There has been more talk lately about expanding the playoffs to include a second wild card team from each league. MLB Commissioner Bud Selig said he’s open to the idea. Proponents cite two reasons for doing this — on-field fairness and off-field drama.
We’ll examine the latter reason first. Take a look at this year’s American League race. The Yankees and Rays are battling it out in the final days of the season for the AL East championship. This should be a very dramatic, tense time for both teams, as well as their fans. But it is not because the loser is assured the wild card spot. The same thing happened during those Yankees-Red Sox races over the past ten years or so. What should have been epic battles lost a bit of their luster because both teams were going to the post season anyway. So it’s a very valid argument.
But let’s move to this year’s National League race. The Giants, Padres and Braves are in a fierce battle for the final two playoff spots. One of those teams will spend October at home. It’s all very dramatic. If there were two wild card spots, all three teams would get in, and there would be virtually no drama (of course, the Padres and Giants would rather win the division than be the wild card, but they’d be in the playoffs just the same). The same thing happened during the 2007 and 2008 Mets collapses. If they were assured a wild card spot, those collapses would have had much less of an impact.
So the “drama” reason actually cancels itself out. The on-field reason holds much more water. Under the current system, there is not much of a disadvantage to being the wild card team. Yes, that team plays one fewer game at home, but so too does the division winner with the worst record. But the wild card team gets to set up its pitching staff the same way as the division winner. The thinking is that if there were a one-game elimination matchup between the two wild card winners, those teams would have to use their best pitchers, making the ace of the winning team unavailable until the middle of the next series, and probably only for one game at that. That gives a huge advantage to the division winner — an advantage many people feel they earned by winning their division.
I understand the argument, but I like things the way they are.
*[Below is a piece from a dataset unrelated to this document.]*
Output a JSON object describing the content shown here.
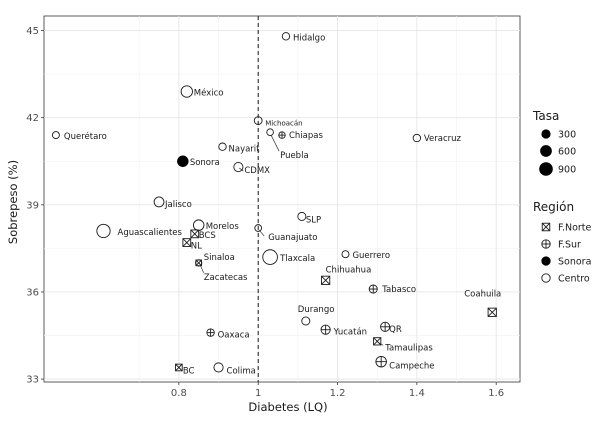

Only eight teams make the playoffs in baseball, as compared to 12 in football, and 16 in basketball and hockey. That often times puts undeserving teams — sometimes with losing records — in the playoffs. In baseball, you can rest assured that the teams in the playoffs earned those spots. It means that much more.
Let’s say the two-team wild card system was in place in 2007 and 2008, and the Mets got one of those spots but lost the wild card games. Sure, the Mets and their fans could say “Hey, we were in the playoffs!” But deep down, we all know it would have meant nothing.